Syntax trees and ambiguity
Introduction: We can draw a derivation as a tree: The root of the tree is the start symbol of the grammar, and whenever we rewrite a non-terminal we add as its children the symbols on the right-hand side of the production that was used. The leaves of the tree are terminals which, when read from left to right, form the derived string. If a non-terminal is rewritten using an empty production, an e is shown as its child. This is also a leaf node, but is ignored when reading the string from the leaves of the tree.
When we write such a syntax tree, the order of derivation is irrelevant: We get the same tree for left derivation, right derivation or any other derivation order. Only the choice of production for rewriting each non-terminal matters.
As an example, the derivations in figures 3.5 and 3.6 yield the same syntax tree, which is shown in figure 3.7.
The syntax tree adds structure to the string that it derives. It is this structure that we exploit in the later phases of the compiler. For compilation, we do the derivation backwards: We start with a string and want to produce a syntax tree. This process is called syntax analysis or parsing.
Even though the order of derivation does not matter when constructing a syntax tree, the choice of production for that non-terminal does. Obviously, different choices can lead to different strings being derived, but it may also happen that several different syntax trees can be built for the same string.
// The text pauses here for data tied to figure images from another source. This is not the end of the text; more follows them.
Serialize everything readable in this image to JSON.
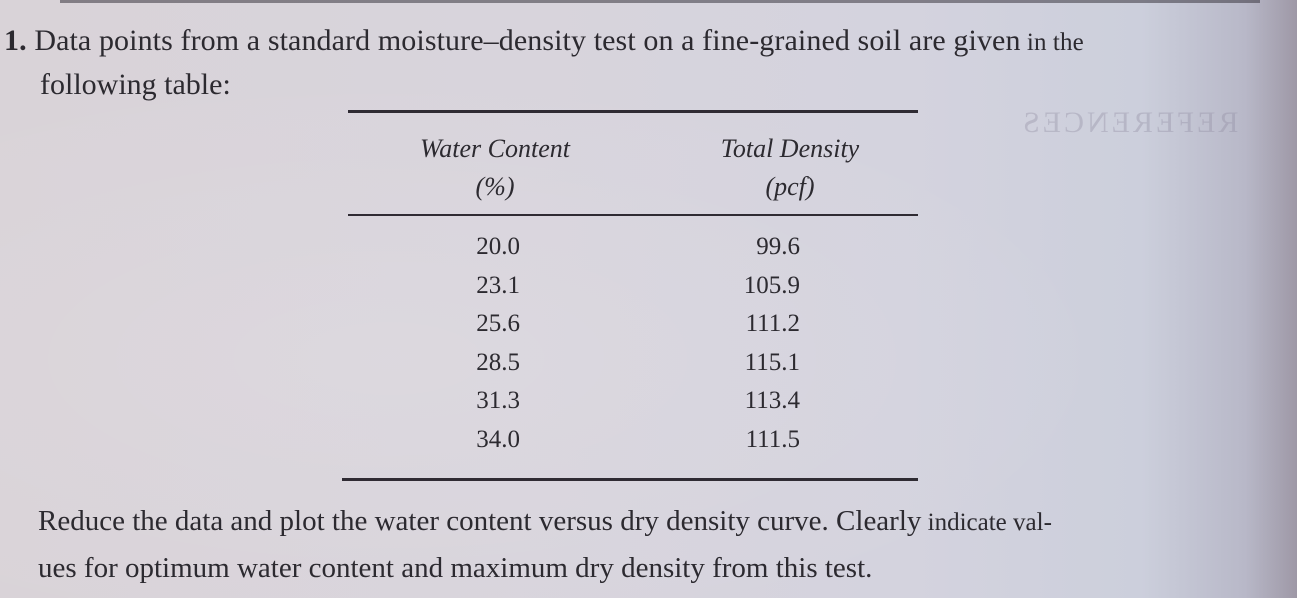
{
  "problem": {
    "number": "1.",
    "line1_main": "Data points from a standard moisture–density test on a fine-grained soil are given",
    "line1_tail": " in the",
    "line2": "following table:"
  },
  "table": {
    "headers": [
      {
        "label": "Water Content",
        "unit": "(%)"
      },
      {
        "label": "Total Density",
        "unit": "(pcf)"
      }
    ],
    "water_content": [
      "20.0",
      "23.1",
      "25.6",
      "28.5",
      "31.3",
      "34.0"
    ],
    "total_density": [
      "99.6",
      "105.9",
      "111.2",
      "115.1",
      "113.4",
      "111.5"
    ]
  },
  "instruction": {
    "line1_main": "Reduce the data and plot the water content versus dry density curve. Clearly",
    "line1_tail": " indicate val-",
    "line2": "ues for optimum water content and maximum dry density from this test."
  },
  "bleed_through": {
    "text": "REFERENCES"
  }
}
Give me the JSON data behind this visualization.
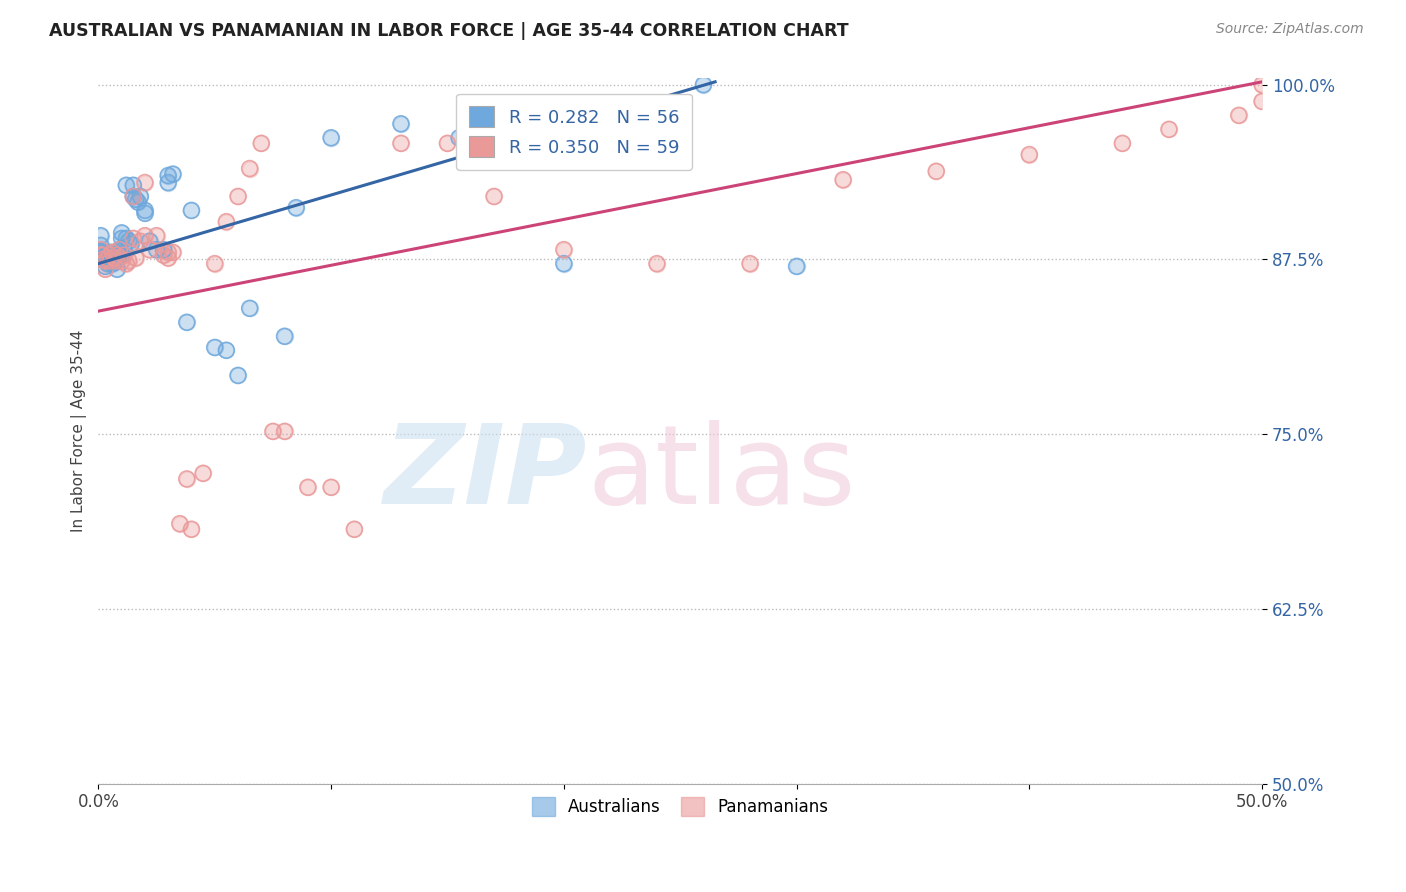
{
  "title": "AUSTRALIAN VS PANAMANIAN IN LABOR FORCE | AGE 35-44 CORRELATION CHART",
  "source": "Source: ZipAtlas.com",
  "ylabel": "In Labor Force | Age 35-44",
  "xlim": [
    0.0,
    0.5
  ],
  "ylim": [
    0.5,
    1.005
  ],
  "xticks": [
    0.0,
    0.1,
    0.2,
    0.3,
    0.4,
    0.5
  ],
  "yticks": [
    0.5,
    0.625,
    0.75,
    0.875,
    1.0
  ],
  "xtick_labels": [
    "0.0%",
    "",
    "",
    "",
    "",
    "50.0%"
  ],
  "ytick_labels": [
    "50.0%",
    "62.5%",
    "75.0%",
    "87.5%",
    "100.0%"
  ],
  "blue_R": 0.282,
  "blue_N": 56,
  "pink_R": 0.35,
  "pink_N": 59,
  "blue_color": "#6fa8dc",
  "pink_color": "#ea9999",
  "blue_line_color": "#3465a4",
  "pink_line_color": "#cc4477",
  "blue_line_x": [
    0.0,
    0.265
  ],
  "blue_line_y": [
    0.872,
    1.002
  ],
  "pink_line_x": [
    0.0,
    0.5
  ],
  "pink_line_y": [
    0.838,
    1.002
  ],
  "australian_x": [
    0.001,
    0.001,
    0.001,
    0.002,
    0.002,
    0.003,
    0.003,
    0.004,
    0.004,
    0.005,
    0.005,
    0.005,
    0.006,
    0.006,
    0.007,
    0.007,
    0.008,
    0.008,
    0.009,
    0.009,
    0.01,
    0.01,
    0.011,
    0.012,
    0.013,
    0.014,
    0.015,
    0.016,
    0.017,
    0.018,
    0.02,
    0.022,
    0.025,
    0.028,
    0.03,
    0.032,
    0.038,
    0.04,
    0.05,
    0.055,
    0.06,
    0.065,
    0.08,
    0.085,
    0.1,
    0.13,
    0.155,
    0.2,
    0.26,
    0.3,
    0.03,
    0.02,
    0.015,
    0.012,
    0.01,
    0.008
  ],
  "australian_y": [
    0.88,
    0.885,
    0.892,
    0.875,
    0.88,
    0.87,
    0.878,
    0.872,
    0.878,
    0.876,
    0.88,
    0.876,
    0.875,
    0.872,
    0.873,
    0.878,
    0.878,
    0.875,
    0.882,
    0.878,
    0.89,
    0.878,
    0.882,
    0.89,
    0.888,
    0.886,
    0.92,
    0.918,
    0.916,
    0.92,
    0.91,
    0.888,
    0.882,
    0.882,
    0.93,
    0.936,
    0.83,
    0.91,
    0.812,
    0.81,
    0.792,
    0.84,
    0.82,
    0.912,
    0.962,
    0.972,
    0.962,
    0.872,
    1.0,
    0.87,
    0.935,
    0.908,
    0.928,
    0.928,
    0.894,
    0.868
  ],
  "panamanian_x": [
    0.001,
    0.001,
    0.002,
    0.002,
    0.003,
    0.003,
    0.004,
    0.005,
    0.005,
    0.006,
    0.007,
    0.008,
    0.008,
    0.009,
    0.009,
    0.01,
    0.011,
    0.012,
    0.013,
    0.015,
    0.016,
    0.018,
    0.02,
    0.022,
    0.025,
    0.028,
    0.03,
    0.032,
    0.035,
    0.038,
    0.04,
    0.045,
    0.05,
    0.055,
    0.06,
    0.065,
    0.07,
    0.075,
    0.08,
    0.09,
    0.1,
    0.11,
    0.13,
    0.15,
    0.17,
    0.2,
    0.24,
    0.28,
    0.32,
    0.36,
    0.4,
    0.44,
    0.46,
    0.49,
    0.5,
    0.5,
    0.02,
    0.03,
    0.015
  ],
  "panamanian_y": [
    0.878,
    0.882,
    0.875,
    0.878,
    0.868,
    0.874,
    0.876,
    0.874,
    0.878,
    0.88,
    0.876,
    0.874,
    0.878,
    0.876,
    0.882,
    0.874,
    0.878,
    0.872,
    0.874,
    0.92,
    0.876,
    0.888,
    0.93,
    0.882,
    0.892,
    0.878,
    0.876,
    0.88,
    0.686,
    0.718,
    0.682,
    0.722,
    0.872,
    0.902,
    0.92,
    0.94,
    0.958,
    0.752,
    0.752,
    0.712,
    0.712,
    0.682,
    0.958,
    0.958,
    0.92,
    0.882,
    0.872,
    0.872,
    0.932,
    0.938,
    0.95,
    0.958,
    0.968,
    0.978,
    0.988,
    1.0,
    0.892,
    0.88,
    0.89
  ]
}
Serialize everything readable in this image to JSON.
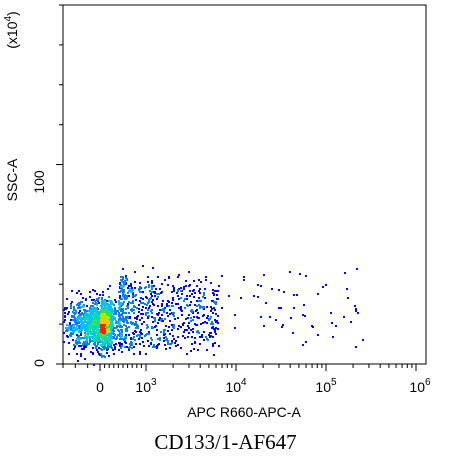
{
  "caption": "CD133/1-AF647",
  "chart_data": {
    "type": "scatter",
    "plot_style": "flow-cytometry density dot plot",
    "x_axis": {
      "label": "APC R660-APC-A",
      "scale": "biexponential (linear near 0, log above 10^3)",
      "ticks": [
        {
          "value": 0,
          "label": "0"
        },
        {
          "value": 1000,
          "label": "10",
          "exp": "3"
        },
        {
          "value": 10000,
          "label": "10",
          "exp": "4"
        },
        {
          "value": 100000,
          "label": "10",
          "exp": "5"
        },
        {
          "value": 1000000,
          "label": "10",
          "exp": "6"
        }
      ]
    },
    "y_axis": {
      "label": "SSC-A",
      "multiplier_prefix": "(x10",
      "multiplier_exp": "4",
      "multiplier_suffix": ")",
      "range": [
        0,
        180
      ],
      "ticks": [
        {
          "value": 0,
          "label": "0"
        },
        {
          "value": 100,
          "label": "100"
        }
      ]
    },
    "population": {
      "peak_x": 0,
      "peak_y": 20,
      "note": "dense cluster near x≈0, y≈10–30; sparse tail toward x≈10^4–10^5, y up to ~50"
    },
    "density_colors": [
      "#0000ff",
      "#0080ff",
      "#00c0ff",
      "#00e0a0",
      "#40e040",
      "#c0e000",
      "#ffc000",
      "#ff2000"
    ]
  }
}
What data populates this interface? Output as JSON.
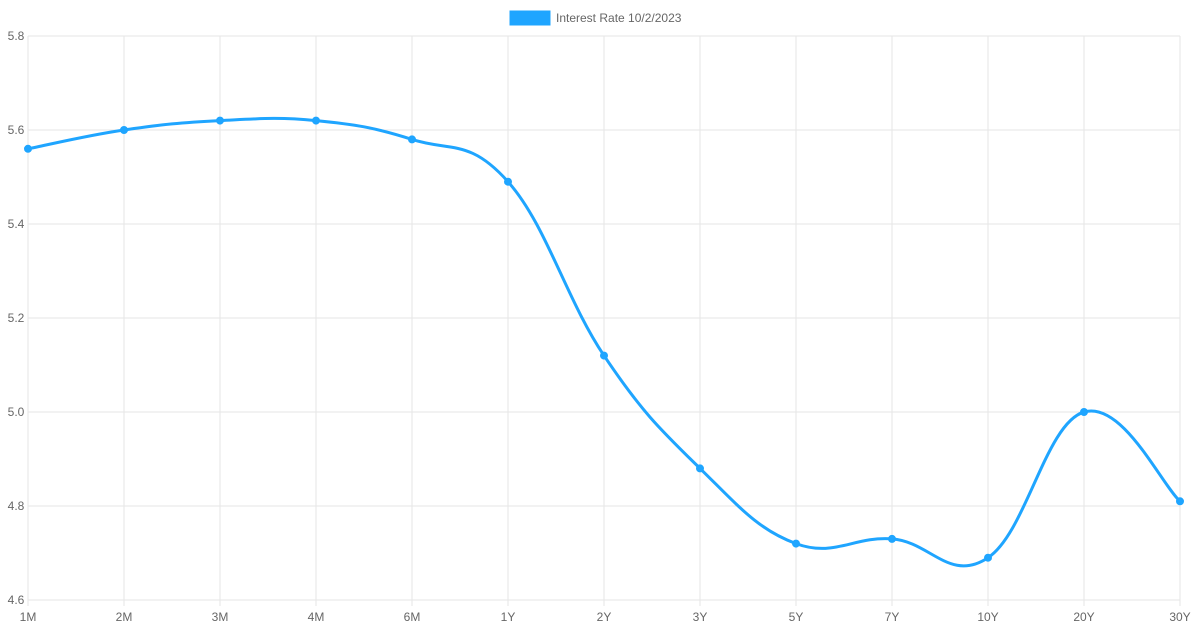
{
  "chart_data": {
    "type": "line",
    "title": "",
    "xlabel": "",
    "ylabel": "",
    "categories": [
      "1M",
      "2M",
      "3M",
      "4M",
      "6M",
      "1Y",
      "2Y",
      "3Y",
      "5Y",
      "7Y",
      "10Y",
      "20Y",
      "30Y"
    ],
    "series": [
      {
        "name": "Interest Rate 10/2/2023",
        "values": [
          5.56,
          5.6,
          5.62,
          5.62,
          5.58,
          5.49,
          5.12,
          4.88,
          4.72,
          4.73,
          4.69,
          5.0,
          4.81
        ],
        "color": "#1fa5ff"
      }
    ],
    "ylim": [
      4.6,
      5.8
    ],
    "yticks": [
      4.6,
      4.8,
      5.0,
      5.2,
      5.4,
      5.6,
      5.8
    ],
    "grid": true,
    "legend_position": "top-center",
    "colors": {
      "grid": "#e5e5e5",
      "tick_text": "#666666",
      "line": "#1fa5ff"
    }
  }
}
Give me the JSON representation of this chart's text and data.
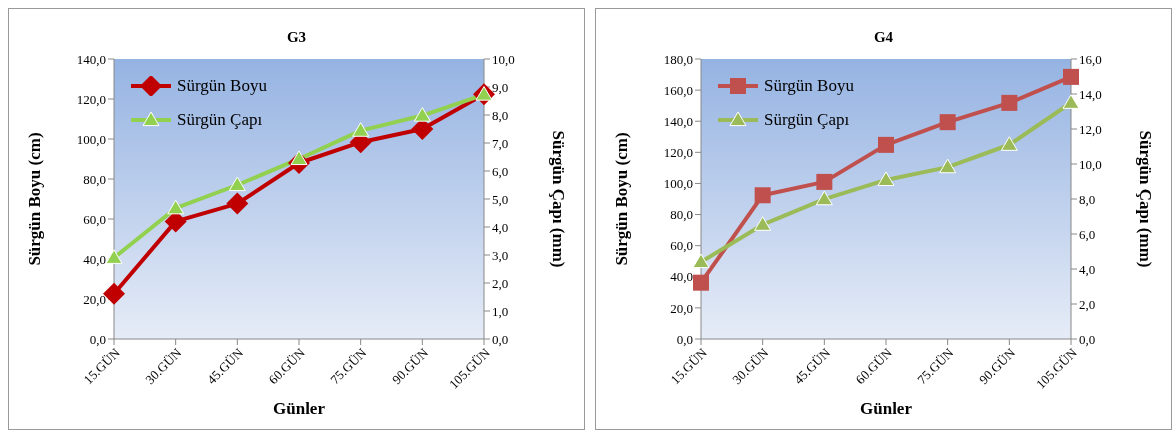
{
  "chart_data": [
    {
      "type": "line",
      "title": "G3",
      "xlabel": "Günler",
      "ylabel": "Sürgün Boyu (cm)",
      "y2label": "Sürgün Çapı (mm)",
      "categories": [
        "15.GÜN",
        "30.GÜN",
        "45.GÜN",
        "60.GÜN",
        "75.GÜN",
        "90.GÜN",
        "105.GÜN"
      ],
      "series": [
        {
          "name": "Sürgün Boyu",
          "color": "#c00000",
          "marker": "diamond",
          "values": [
            22.6,
            58.8,
            67.7,
            88,
            98.4,
            105,
            122.4
          ]
        },
        {
          "name": "Sürgün Çapı",
          "color": "#92d050",
          "marker": "triangle",
          "axis": "y2",
          "values": [
            2.9,
            4.67,
            5.5,
            6.43,
            7.44,
            7.98,
            8.73
          ]
        }
      ],
      "ylim": [
        0,
        140
      ],
      "yticks": [
        {
          "value": 0,
          "label": "0,0"
        },
        {
          "value": 20,
          "label": "20,0"
        },
        {
          "value": 40,
          "label": "40,0"
        },
        {
          "value": 60,
          "label": "60,0"
        },
        {
          "value": 80,
          "label": "80,0"
        },
        {
          "value": 100,
          "label": "100,0"
        },
        {
          "value": 120,
          "label": "120,0"
        },
        {
          "value": 140,
          "label": "140,0"
        }
      ],
      "y2lim": [
        0,
        10
      ],
      "y2ticks": [
        {
          "value": 0,
          "label": "0,0"
        },
        {
          "value": 1,
          "label": "1,0"
        },
        {
          "value": 2,
          "label": "2,0"
        },
        {
          "value": 3,
          "label": "3,0"
        },
        {
          "value": 4,
          "label": "4,0"
        },
        {
          "value": 5,
          "label": "5,0"
        },
        {
          "value": 6,
          "label": "6,0"
        },
        {
          "value": 7,
          "label": "7,0"
        },
        {
          "value": 8,
          "label": "8,0"
        },
        {
          "value": 9,
          "label": "9,0"
        },
        {
          "value": 10,
          "label": "10,0"
        }
      ],
      "legend": "top left",
      "grid": false
    },
    {
      "type": "line",
      "title": "G4",
      "xlabel": "Günler",
      "ylabel": "Sürgün Boyu (cm)",
      "y2label": "Sürgün Çapı (mm)",
      "categories": [
        "15.GÜN",
        "30.GÜN",
        "45.GÜN",
        "60.GÜN",
        "75.GÜN",
        "90.GÜN",
        "105.GÜN"
      ],
      "series": [
        {
          "name": "Sürgün Boyu",
          "color": "#c0504d",
          "marker": "square",
          "values": [
            36.2,
            92.4,
            101,
            124.8,
            139.4,
            151.8,
            168.5
          ]
        },
        {
          "name": "Sürgün Çapı",
          "color": "#9bbb59",
          "marker": "triangle",
          "axis": "y2",
          "values": [
            4.4,
            6.53,
            7.99,
            9.09,
            9.82,
            11.1,
            13.5
          ]
        }
      ],
      "ylim": [
        0,
        180
      ],
      "yticks": [
        {
          "value": 0,
          "label": "0,0"
        },
        {
          "value": 20,
          "label": "20,0"
        },
        {
          "value": 40,
          "label": "40,0"
        },
        {
          "value": 60,
          "label": "60,0"
        },
        {
          "value": 80,
          "label": "80,0"
        },
        {
          "value": 100,
          "label": "100,0"
        },
        {
          "value": 120,
          "label": "120,0"
        },
        {
          "value": 140,
          "label": "140,0"
        },
        {
          "value": 160,
          "label": "160,0"
        },
        {
          "value": 180,
          "label": "180,0"
        }
      ],
      "y2lim": [
        0,
        16
      ],
      "y2ticks": [
        {
          "value": 0,
          "label": "0,0"
        },
        {
          "value": 2,
          "label": "2,0"
        },
        {
          "value": 4,
          "label": "4,0"
        },
        {
          "value": 6,
          "label": "6,0"
        },
        {
          "value": 8,
          "label": "8,0"
        },
        {
          "value": 10,
          "label": "10,0"
        },
        {
          "value": 12,
          "label": "12,0"
        },
        {
          "value": 14,
          "label": "14,0"
        },
        {
          "value": 16,
          "label": "16,0"
        }
      ],
      "legend": "top left",
      "grid": false
    }
  ]
}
As an example, figure 3.8 shows an alternative syntax tree for the same string that was derived in figure 3.7.
When a grammar permits several different syntax trees for some strings we call the grammar ambiguous. If our only use of grammar is to describe sets of strings, ambiguity is not a problem. However, when we want to use the grammar to impose structure on strings, the structure had better be the same every time. Hence, it is a desirable feature for a grammar to be unambiguous. In most (but not all) cases, an ambiguous grammar can be rewritten to an unambiguous grammar that generates the same set of strings, or external rules can be applied to decide which of the many possible syntax trees is the “right one”. An unambiguous version of grammar 3.4 is shown in figure 3.9.
T -> R
T -> aTc
R ->
R -> bR
Grammar 3.9: Unambiguous version of grammar 3.4
How do we know if a grammar is ambiguous? If we can find a string and show two alternative syntax trees for it, this is a proof of ambiguity. It may, however, be hard to find such a string and, when the grammar is unambiguous, even harder to show that this is the case. In fact, the problem is formally un-decidable, i.e., there is no method that for all grammars can answer the question “Is this grammar ambiguous?”. But in many cases it is not difficult to detect and prove ambiguity. For example, any grammar that has a production of the form
N -> NαN , where a is any sequence of grammar symbols, is ambiguous.
We will, in sections 3.12 and 3.14, see methods for constructing parsers from grammars. These methods have the property that they only work on unambiguous grammars, so successful construction of a parser is a proof of un-ambiguity. However, the methods may also fail on certain unambiguous grammars, so they cannot be used to prove ambiguity.
In the next section, we will see ways of rewriting a grammar to get rid of some sources of ambiguity. These transformations preserve the language that the grammar generates. By using such transformations (and others, which we will see later), we can create a large set of equivalent grammars, i.e., grammars that generate the same language (though they may impose different structures on the strings of the language).
Given two grammars, it would be nice to be able to tell if they are equivalent. Unfortunately, no known method is able to decide this in all cases, but, unlike ambiguity, it is not (at the time of writing) known if such a method may or may not theoretically exist. Sometimes, equivalence can be proven e.g. by induction over the set of strings that the grammars produce. The converse can be proven by finding an example of a string that one grammar can generate but the other not. But in some cases, we just have to take claims of equivalence on faith or give up on deciding the issue.